Con una actuación lejos de mostrar su mejor fútbol pero con destellos de jerarquía, el Barcelona logró hoy un importante triunfo por 2-0 en casa del campeón alemán Stuttgart, con el cual se afianza en la fase de grupos de la Liga de Campeones europea.
Con el triunfo, Barcelona lidera el Grupo E con seis puntos, junto al Glasgow Rangers. Stuttgart y Olympique Lyon cierran la tabla con cero puntos.
Los goles en Stuttgart fueron de Carlos Puyol y del argentino Lionel Messi, ambos en la segunda parte, en un encuentro que tuvo momentos de gran calidad pero también pasajes monótonos.
El papel de Puyol fue sintomático para lo que fue el partido. Comenzó el encuentro en el banquillo, por el tributo que debía pagar después de tres meses de lesion. Pero a los seis minutos de juego, ya estaba adentro, en reemplazo del mexicano Rafa Márquez, que se resintió y sufrió una rotura fibrilar en el tendón de Aquiles.
Y Puyol apareció cuando el Barca más lo necesitaba, convirtiendo el primer gol cuando el Stuttgart estaba más cerca de la definición. Fue a los siete minutos de la segunda parte, cuando después de un tiro de esquina que conectó de cabeza Ronaldinho, Puyol reaccionó más rápido que todos en el rechazo y definió de zurda.
Sin embargo, poco después, Puyol viviría una nueva depresión, al volverse a lesionar. El entrenador Frank Rijkaard lo tuvo que sustituir por Sylvinho.
El partido significó además el regreso de Ronaldinho después de casi dos semanas ausente. Empezó moviendose y tocando bien, y antes de promediar la primera parte el Barcelona dominaba por completo el partido, con un Stuttgart completamente replegado a la espera de ser sentenciado.
Pero a pesar de toda la inspiración que ponía Ronaldinho, combinando con Messi en más de una oportunidad, y con Thierry Henry, el gol no llegaba. Porque se interponía el portero Rafael Sch„fer, el único que no parecía haberse quedado alelado por la gala barcelonista. El Barca estaba inspirado y se puso a jugar caminando.

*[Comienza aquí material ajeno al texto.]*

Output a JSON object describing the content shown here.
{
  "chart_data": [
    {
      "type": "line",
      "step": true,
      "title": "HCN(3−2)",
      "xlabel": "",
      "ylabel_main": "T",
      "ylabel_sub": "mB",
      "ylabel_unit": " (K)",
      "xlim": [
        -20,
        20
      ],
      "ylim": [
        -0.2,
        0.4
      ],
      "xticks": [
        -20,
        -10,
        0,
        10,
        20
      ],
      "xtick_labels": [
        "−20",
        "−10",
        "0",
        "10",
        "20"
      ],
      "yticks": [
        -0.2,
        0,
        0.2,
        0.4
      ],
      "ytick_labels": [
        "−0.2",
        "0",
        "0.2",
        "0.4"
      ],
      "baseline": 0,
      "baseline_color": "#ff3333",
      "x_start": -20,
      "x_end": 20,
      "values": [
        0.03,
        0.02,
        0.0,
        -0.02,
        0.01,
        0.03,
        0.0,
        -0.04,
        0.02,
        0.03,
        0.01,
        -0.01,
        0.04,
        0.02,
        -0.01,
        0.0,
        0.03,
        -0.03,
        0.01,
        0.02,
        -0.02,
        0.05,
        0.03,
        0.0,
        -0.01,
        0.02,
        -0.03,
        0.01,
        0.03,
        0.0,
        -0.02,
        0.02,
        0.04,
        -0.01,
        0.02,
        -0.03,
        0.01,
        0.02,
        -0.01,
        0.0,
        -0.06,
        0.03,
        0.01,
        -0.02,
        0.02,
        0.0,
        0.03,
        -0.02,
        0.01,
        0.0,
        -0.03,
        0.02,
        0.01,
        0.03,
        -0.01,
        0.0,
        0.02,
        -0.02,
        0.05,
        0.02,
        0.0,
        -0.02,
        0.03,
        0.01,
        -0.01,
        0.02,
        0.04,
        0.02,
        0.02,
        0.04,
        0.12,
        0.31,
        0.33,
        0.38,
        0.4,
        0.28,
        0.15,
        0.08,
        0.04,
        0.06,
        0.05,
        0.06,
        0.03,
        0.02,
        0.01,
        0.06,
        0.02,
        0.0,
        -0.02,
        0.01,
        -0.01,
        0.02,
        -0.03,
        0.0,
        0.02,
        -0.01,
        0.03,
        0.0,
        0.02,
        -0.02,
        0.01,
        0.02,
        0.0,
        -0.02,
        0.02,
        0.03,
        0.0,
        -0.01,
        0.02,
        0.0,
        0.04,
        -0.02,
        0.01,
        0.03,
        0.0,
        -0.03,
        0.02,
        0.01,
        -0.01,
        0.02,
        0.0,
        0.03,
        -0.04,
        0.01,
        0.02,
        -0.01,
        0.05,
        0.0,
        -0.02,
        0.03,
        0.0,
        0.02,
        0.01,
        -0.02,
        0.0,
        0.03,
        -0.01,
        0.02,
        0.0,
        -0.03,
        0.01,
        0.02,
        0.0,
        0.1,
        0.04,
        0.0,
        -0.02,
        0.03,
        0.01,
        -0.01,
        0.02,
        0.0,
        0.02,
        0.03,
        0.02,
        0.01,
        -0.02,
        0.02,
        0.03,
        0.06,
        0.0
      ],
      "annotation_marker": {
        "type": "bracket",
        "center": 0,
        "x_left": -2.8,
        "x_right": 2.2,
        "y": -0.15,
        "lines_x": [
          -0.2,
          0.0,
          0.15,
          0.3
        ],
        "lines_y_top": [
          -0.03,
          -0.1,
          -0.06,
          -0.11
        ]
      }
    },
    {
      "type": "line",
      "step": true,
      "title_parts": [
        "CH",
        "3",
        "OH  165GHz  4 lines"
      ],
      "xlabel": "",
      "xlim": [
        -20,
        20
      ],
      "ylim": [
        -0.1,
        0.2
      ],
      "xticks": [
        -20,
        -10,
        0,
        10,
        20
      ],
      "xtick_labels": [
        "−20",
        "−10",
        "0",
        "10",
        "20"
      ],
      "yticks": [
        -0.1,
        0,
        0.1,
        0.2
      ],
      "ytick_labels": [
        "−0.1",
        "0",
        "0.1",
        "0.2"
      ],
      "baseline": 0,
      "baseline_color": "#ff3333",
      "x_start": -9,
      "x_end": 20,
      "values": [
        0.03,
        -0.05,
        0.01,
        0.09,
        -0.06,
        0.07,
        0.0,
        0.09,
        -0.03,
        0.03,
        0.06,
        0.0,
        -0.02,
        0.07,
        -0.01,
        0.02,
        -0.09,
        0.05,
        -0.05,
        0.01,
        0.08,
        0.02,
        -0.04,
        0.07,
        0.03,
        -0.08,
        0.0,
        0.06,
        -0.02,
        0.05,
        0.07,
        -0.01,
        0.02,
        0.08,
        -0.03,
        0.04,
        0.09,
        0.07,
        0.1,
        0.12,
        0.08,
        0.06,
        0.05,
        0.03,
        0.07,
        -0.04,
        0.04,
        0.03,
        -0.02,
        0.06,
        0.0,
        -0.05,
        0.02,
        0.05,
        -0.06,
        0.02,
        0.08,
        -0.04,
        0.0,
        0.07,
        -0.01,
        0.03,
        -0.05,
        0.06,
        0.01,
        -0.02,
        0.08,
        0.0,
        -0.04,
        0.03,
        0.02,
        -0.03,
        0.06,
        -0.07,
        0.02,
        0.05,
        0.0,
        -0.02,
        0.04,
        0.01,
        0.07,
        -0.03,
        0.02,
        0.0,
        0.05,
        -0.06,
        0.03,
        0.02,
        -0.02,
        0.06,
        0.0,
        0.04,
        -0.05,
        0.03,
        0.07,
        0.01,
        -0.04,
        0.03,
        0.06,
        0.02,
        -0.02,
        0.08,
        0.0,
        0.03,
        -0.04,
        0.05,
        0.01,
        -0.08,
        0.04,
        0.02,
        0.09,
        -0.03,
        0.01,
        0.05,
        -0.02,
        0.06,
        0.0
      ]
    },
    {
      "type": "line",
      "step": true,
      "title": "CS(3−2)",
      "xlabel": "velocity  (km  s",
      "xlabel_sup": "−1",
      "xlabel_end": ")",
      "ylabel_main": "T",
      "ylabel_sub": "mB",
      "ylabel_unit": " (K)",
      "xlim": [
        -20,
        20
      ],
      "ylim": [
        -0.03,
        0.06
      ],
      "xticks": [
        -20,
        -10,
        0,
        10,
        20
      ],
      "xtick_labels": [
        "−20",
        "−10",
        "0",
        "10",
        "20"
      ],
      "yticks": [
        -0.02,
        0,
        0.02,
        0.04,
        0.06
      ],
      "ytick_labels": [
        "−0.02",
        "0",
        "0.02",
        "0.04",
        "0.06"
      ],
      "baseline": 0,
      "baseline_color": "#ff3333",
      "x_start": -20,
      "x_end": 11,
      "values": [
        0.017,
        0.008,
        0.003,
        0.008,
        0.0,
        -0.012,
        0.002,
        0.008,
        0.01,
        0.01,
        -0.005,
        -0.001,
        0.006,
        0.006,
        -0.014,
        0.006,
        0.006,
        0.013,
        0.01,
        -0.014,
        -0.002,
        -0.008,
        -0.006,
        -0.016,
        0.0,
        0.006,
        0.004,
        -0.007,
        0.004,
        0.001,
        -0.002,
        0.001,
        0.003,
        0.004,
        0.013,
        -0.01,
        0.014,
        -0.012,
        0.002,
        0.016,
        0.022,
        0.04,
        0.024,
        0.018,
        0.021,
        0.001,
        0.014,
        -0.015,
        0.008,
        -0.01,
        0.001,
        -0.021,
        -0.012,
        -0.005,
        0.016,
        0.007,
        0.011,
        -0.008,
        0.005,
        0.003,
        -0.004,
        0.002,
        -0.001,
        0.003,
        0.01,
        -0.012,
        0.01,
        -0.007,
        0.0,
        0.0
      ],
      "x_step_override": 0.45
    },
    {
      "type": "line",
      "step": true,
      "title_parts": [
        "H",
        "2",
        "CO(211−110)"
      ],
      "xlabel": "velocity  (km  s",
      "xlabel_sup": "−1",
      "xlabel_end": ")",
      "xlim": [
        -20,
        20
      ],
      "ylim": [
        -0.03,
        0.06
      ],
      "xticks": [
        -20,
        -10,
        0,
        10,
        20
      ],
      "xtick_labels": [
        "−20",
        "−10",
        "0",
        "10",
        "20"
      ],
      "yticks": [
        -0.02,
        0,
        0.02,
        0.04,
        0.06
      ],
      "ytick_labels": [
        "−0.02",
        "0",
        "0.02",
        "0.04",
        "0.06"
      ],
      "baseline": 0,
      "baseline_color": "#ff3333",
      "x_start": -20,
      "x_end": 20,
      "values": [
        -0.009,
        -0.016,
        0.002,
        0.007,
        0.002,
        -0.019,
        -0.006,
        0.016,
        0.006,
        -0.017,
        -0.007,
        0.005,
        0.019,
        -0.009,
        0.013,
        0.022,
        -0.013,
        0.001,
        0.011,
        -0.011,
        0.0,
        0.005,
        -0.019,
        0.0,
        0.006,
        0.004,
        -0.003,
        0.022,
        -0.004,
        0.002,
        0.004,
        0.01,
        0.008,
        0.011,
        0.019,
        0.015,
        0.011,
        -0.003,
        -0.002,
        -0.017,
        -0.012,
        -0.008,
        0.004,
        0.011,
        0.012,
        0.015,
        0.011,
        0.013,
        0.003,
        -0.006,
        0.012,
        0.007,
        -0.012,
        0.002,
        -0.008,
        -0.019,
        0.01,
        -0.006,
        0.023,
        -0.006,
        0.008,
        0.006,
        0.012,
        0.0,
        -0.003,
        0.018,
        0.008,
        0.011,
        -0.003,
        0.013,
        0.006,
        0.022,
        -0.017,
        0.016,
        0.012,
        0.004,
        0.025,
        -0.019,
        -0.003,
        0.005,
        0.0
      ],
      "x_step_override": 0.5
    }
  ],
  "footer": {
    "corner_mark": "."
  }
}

La única oxigenación era algún contragolpe del Stuttgart hilvanado por las bandas, sobre todo por la izquierda, a través de Artur Boka, y buscando el cabezazo del centrodelantero Mario Gómez. La gran oportunidad, y por partida doble, vino al minuto 33. El primer intento de cabeza del hispano-alemán dio en el travesaño, y el rebote lo paró Víctor Valdés.
El Stuttgart, que no puso de titular a su armador turco Yildiray Bastrk, se dio cuenta que podía hacer algo y se despertó. Fue la jugada que dio vuelta los estados de ánimos. Ronaldinho pareció haberse cansado de jugar y de que no llegara el gol y se despidió de la pelota, Messi le entró duro a Cacau y recibió la amarilla y de pronto, el único que tuvo ocasiones de gol fue el Stuttgart.
La mejor de ellas, cuando expiraba la primera parte. Nuevamente Valdés cacheteó una pelota de Gómez y en el rebote, el sueco Alexander Farnerud no atinó a definir sólo ante la portería.
El Barcelona regresó de los camarines un tanto asustado ante la creciente presión del campeón alemán. Hasta que llegó el gol de Puyol. La visita se tranquilizó, los locales se desinflaron, reconociendo que hasta ahí habían llegado sus recursos.
El gol de Messi, que definió una muy buena jugada de Henry, a los 22' del complemento, terminó de sellar el encuentro.
La nota que quedaba pendiente era saber si Rijkaard dejaba jugar el partido completo a un Ronaldinho que se fue apagando. No lo hizo, lo sacó por uno de sus "niños", el juvenil Bojan Krkic, a ocho minutos del final. Un gesto que le debe haber dolido mucho al brasileño.